In electronic engineering, ground bounce is a phenomenon associated with transistor switching where the gate voltage can appear to be less than the local ground potential, causing the unstable operation of a logic gate.

Ground bounce is usually seen on high density VLSI where insufficient precautions have been taken to supply a logic gate with a sufficiently low resistance connection (or sufficiently high capacitance) to ground. In this phenomenon, when the gate is turned on, enough current flows through the -collector circuit that the silicon in the immediate vicinity of the emitter is pulled high, sometimes by several volts, thus raising the local ground, as perceived by the transistor, to a value significantly above true ground. Relative to this local ground, the base voltage can go negative, thus shutting off the transistor. As the excess local charge dissipates, the transistor turns back on, possibly causing a repeat of the phenomenon, sometimes up to a half-dozen bounces.

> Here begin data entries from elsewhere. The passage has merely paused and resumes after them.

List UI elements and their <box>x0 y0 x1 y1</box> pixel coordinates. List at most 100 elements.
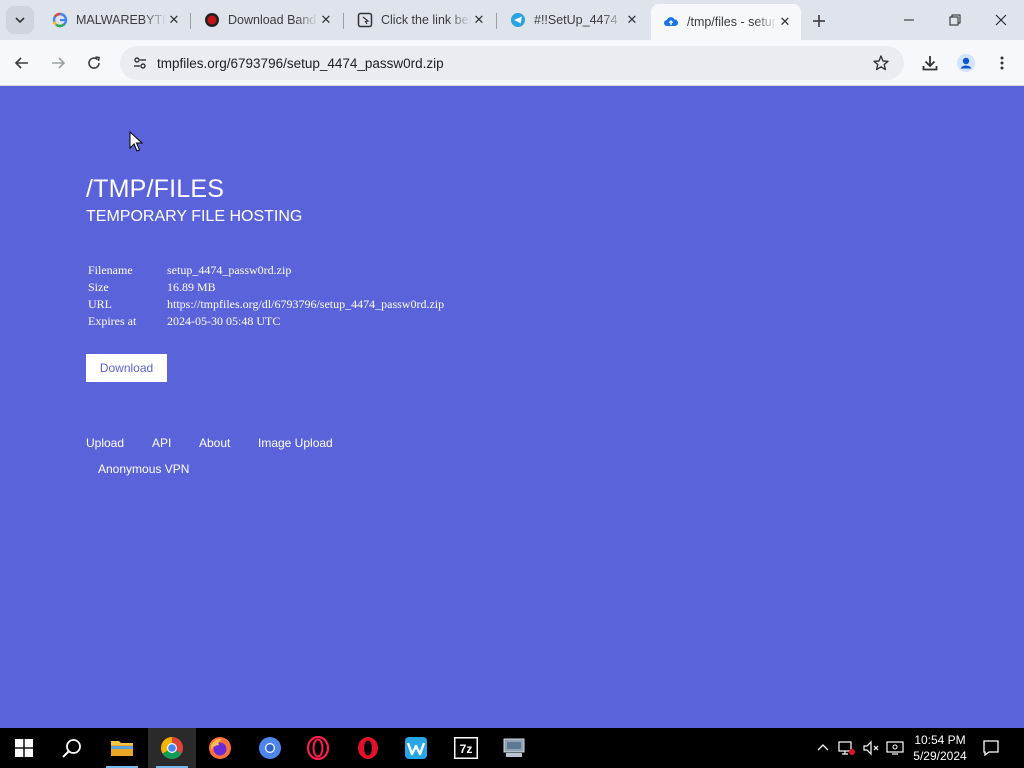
file-info-table: Filename setup_4474_passw0rd.zip Size 16… <box>88 262 444 330</box>
tab-setup[interactable]: #!!SetUp_4474 ✕ <box>498 4 648 36</box>
close-window-button[interactable] <box>978 0 1024 40</box>
forward-button[interactable] <box>43 47 73 79</box>
tab-search-button[interactable] <box>6 6 34 34</box>
taskbar-opera[interactable] <box>344 728 392 768</box>
info-value: setup_4474_passw0rd.zip <box>167 263 292 277</box>
profile-button[interactable] <box>951 47 981 79</box>
close-icon[interactable]: ✕ <box>471 12 487 28</box>
close-icon[interactable]: ✕ <box>624 12 640 28</box>
telegram-icon <box>510 12 526 28</box>
menu-button[interactable] <box>987 47 1017 79</box>
tab-click-link[interactable]: Click the link below ✕ <box>345 4 495 36</box>
downloads-button[interactable] <box>915 47 945 79</box>
more-vert-icon <box>1000 56 1004 70</box>
back-button[interactable] <box>7 47 37 79</box>
new-tab-button[interactable] <box>806 8 832 34</box>
7zip-icon: 7z <box>454 737 478 759</box>
cloud-upload-icon <box>663 14 679 30</box>
tab-separator <box>496 13 497 29</box>
notification-icon <box>983 740 999 757</box>
api-link[interactable]: API <box>152 436 171 450</box>
clock-time: 10:54 PM <box>914 733 966 747</box>
taskbar-firefox[interactable] <box>196 728 244 768</box>
table-row: Expires at 2024-05-30 05:48 UTC <box>88 313 444 330</box>
tab-download-band[interactable]: Download Band ✕ <box>192 4 342 36</box>
info-value[interactable]: https://tmpfiles.org/dl/6793796/setup_44… <box>167 296 444 313</box>
page-title: /TMP/FILES <box>86 175 225 203</box>
google-icon <box>52 12 68 28</box>
address-bar[interactable]: tmpfiles.org/6793796/setup_4474_passw0rd… <box>120 46 904 80</box>
about-link[interactable]: About <box>199 436 230 450</box>
tab-title: #!!SetUp_4474 <box>534 13 618 27</box>
table-row: URL https://tmpfiles.org/dl/6793796/setu… <box>88 296 444 313</box>
firefox-icon <box>209 737 231 759</box>
tab-malwarebytes[interactable]: MALWAREBYTES ✕ <box>40 4 190 36</box>
close-icon[interactable]: ✕ <box>777 14 793 30</box>
reload-button[interactable] <box>79 47 109 79</box>
info-label: Expires at <box>88 314 137 328</box>
network-tray-icon[interactable] <box>837 738 857 758</box>
chrome-icon <box>161 737 183 759</box>
close-icon[interactable]: ✕ <box>318 12 334 28</box>
search-icon <box>62 739 81 758</box>
upload-link[interactable]: Upload <box>86 436 124 450</box>
network-icon <box>503 738 525 757</box>
tab-separator <box>343 13 344 29</box>
close-icon[interactable]: ✕ <box>166 12 182 28</box>
opera-gx-icon <box>306 736 330 760</box>
download-button[interactable]: Download <box>86 354 167 382</box>
plus-icon <box>813 15 825 27</box>
tab-strip: MALWAREBYTES ✕ Download Band ✕ Click the… <box>0 0 1024 40</box>
bookmark-star-icon[interactable] <box>872 54 890 72</box>
volume-muted-icon[interactable] <box>861 738 881 758</box>
chromium-icon <box>259 737 281 759</box>
close-icon <box>995 14 1007 26</box>
tab-title: Download Band <box>228 13 317 27</box>
minimize-icon <box>904 19 914 21</box>
anonymous-vpn-link[interactable]: Anonymous VPN <box>98 462 189 476</box>
taskbar-file-explorer[interactable] <box>98 728 146 768</box>
chevron-up-icon <box>817 744 829 751</box>
taskbar: 7z 10:54 PM 5/29/2024 <box>0 728 1024 768</box>
tab-title: MALWAREBYTES <box>76 13 166 27</box>
minimize-button[interactable] <box>886 0 932 40</box>
arrow-left-icon <box>14 57 28 69</box>
taskbar-app[interactable] <box>490 728 538 768</box>
display-tray-icon[interactable] <box>885 738 905 758</box>
info-value: 16.89 MB <box>167 280 216 294</box>
arrow-right-icon <box>52 57 66 69</box>
tab-tmpfiles[interactable]: /tmp/files - setup ✕ <box>651 4 801 40</box>
page-subtitle: TEMPORARY FILE HOSTING <box>86 208 303 225</box>
page-content: /TMP/FILES TEMPORARY FILE HOSTING Filena… <box>0 87 1024 728</box>
taskbar-chrome[interactable] <box>148 728 196 768</box>
taskbar-opera-gx[interactable] <box>294 728 342 768</box>
image-upload-link[interactable]: Image Upload <box>258 436 333 450</box>
restore-button[interactable] <box>932 0 978 40</box>
system-clock[interactable]: 10:54 PM 5/29/2024 <box>908 732 972 764</box>
taskbar-7zip[interactable]: 7z <box>442 728 490 768</box>
show-hidden-icons-button[interactable] <box>813 738 833 758</box>
start-button[interactable] <box>0 728 48 768</box>
tab-title: /tmp/files - setup <box>687 15 777 29</box>
taskbar-chromium[interactable] <box>246 728 294 768</box>
restore-icon <box>949 14 961 26</box>
table-row: Size 16.89 MB <box>88 279 444 296</box>
taskbar-webstorm[interactable] <box>392 728 440 768</box>
chevron-down-icon <box>15 17 25 24</box>
site-settings-icon[interactable] <box>124 46 156 80</box>
info-label: URL <box>88 297 112 311</box>
url-text: tmpfiles.org/6793796/setup_4474_passw0rd… <box>157 55 444 71</box>
notifications-button[interactable] <box>981 738 1001 758</box>
mouse-cursor-icon <box>129 131 143 152</box>
avatar-icon <box>957 54 975 72</box>
clock-date: 5/29/2024 <box>913 749 967 763</box>
download-icon <box>922 56 938 71</box>
search-button[interactable] <box>48 728 96 768</box>
tab-separator <box>190 13 191 29</box>
opera-icon <box>358 737 378 759</box>
table-row: Filename setup_4474_passw0rd.zip <box>88 262 444 279</box>
page-icon <box>357 12 373 28</box>
info-label: Filename <box>88 263 133 277</box>
svg-text:7z: 7z <box>460 742 473 756</box>
windows-icon <box>15 739 33 757</box>
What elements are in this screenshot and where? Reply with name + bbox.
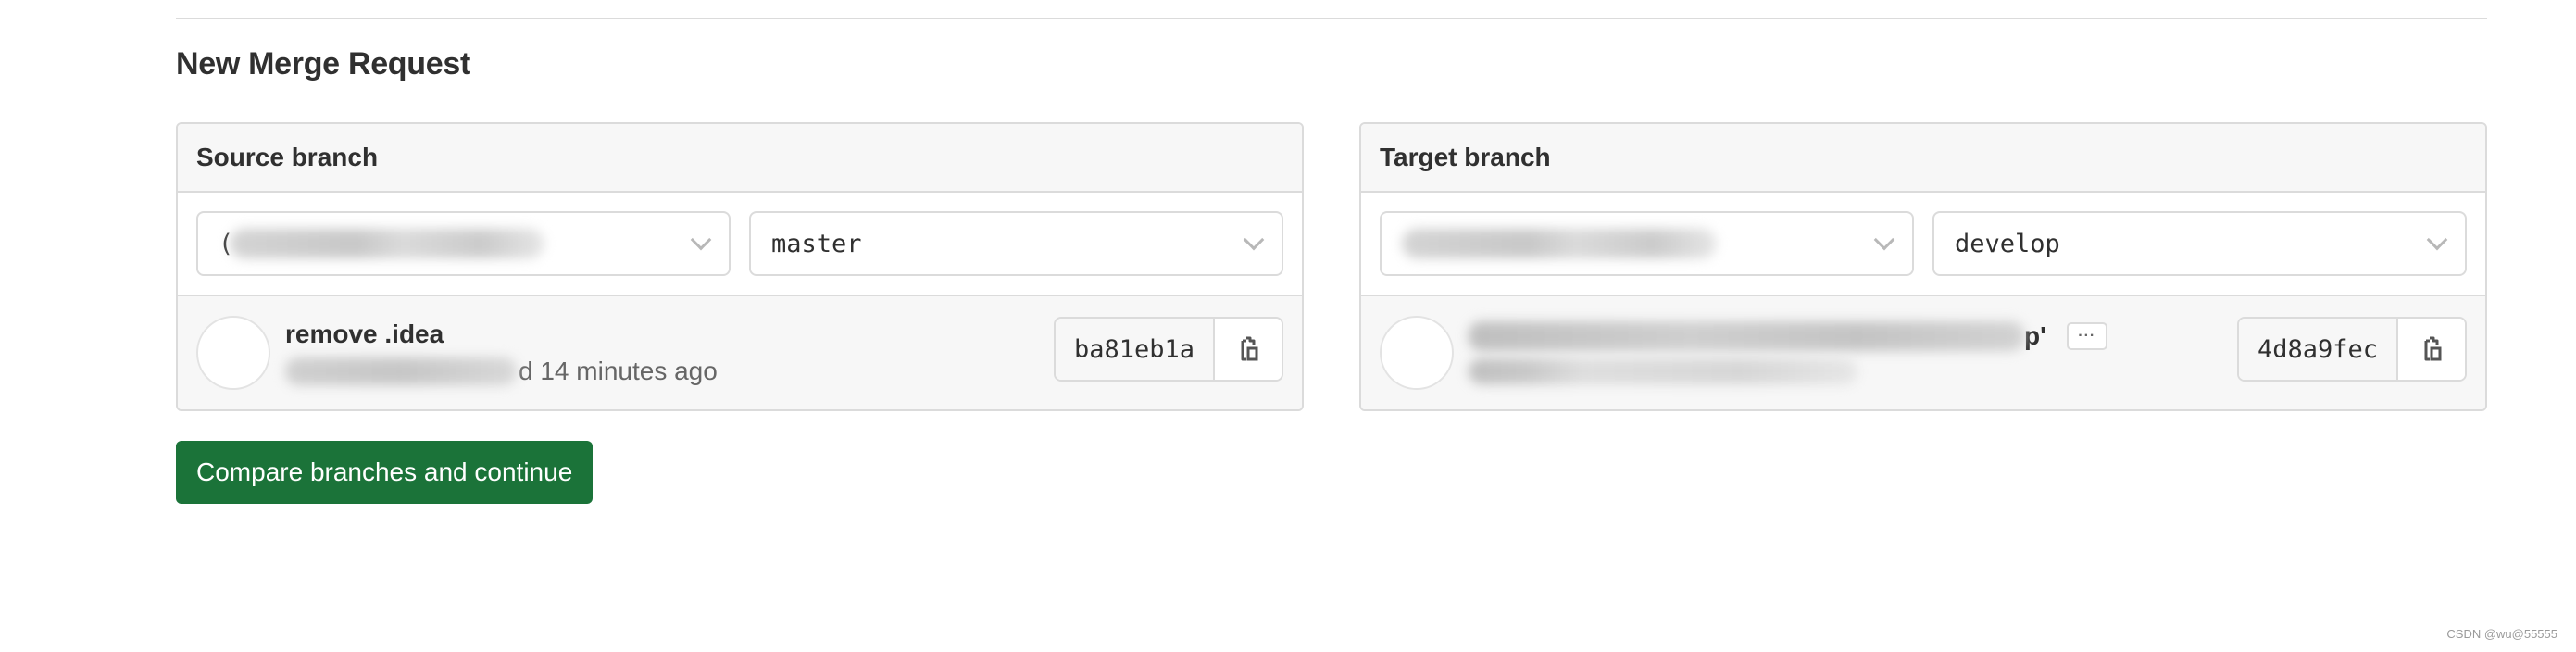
target-commit-info: p' ··· (1469, 321, 2107, 384)
source-selects: ( master (178, 193, 1302, 296)
target-commit-title[interactable]: p' ··· (1469, 321, 2107, 351)
source-branch-panel: Source branch ( master remove .idea d 14… (176, 122, 1304, 411)
source-commit-title-text[interactable]: remove .idea (285, 320, 444, 349)
target-commit-meta (1469, 358, 2107, 384)
source-commit-time: d 14 minutes ago (519, 357, 718, 385)
source-branch-select[interactable]: master (749, 211, 1283, 276)
source-branch-value: master (771, 229, 862, 258)
target-commit-title-suffix[interactable]: p' (2024, 321, 2046, 351)
source-commit-title[interactable]: remove .idea (285, 320, 718, 349)
target-branch-header: Target branch (1361, 124, 2485, 193)
target-commit-meta-redacted (1469, 358, 1857, 384)
copy-sha-button[interactable] (2398, 319, 2465, 380)
target-branch-panel: Target branch develop p' ··· 4d8a9fec (1359, 122, 2487, 411)
target-commit-title-redacted (1469, 321, 2024, 351)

Ground bounce is one of the leading causes of "hung" or metastable gates in modern digital circuit design. This happens because the ground bounce puts the input of a flip flop effectively at voltage level that is neither a one nor a zero at clock time, or causes untoward effects in the clock itself. A similar phenomenon may be seen on the collector side, called VCC sag, where VCC is pulled unnaturally low. As a whole, ground bounce is a major issue in nanometer range technologies in VLSI.

Ground bounce may be reduced by placing a 10-30 ohm resistor in series to each of the switching outputs to limit the current flow during the gate switch.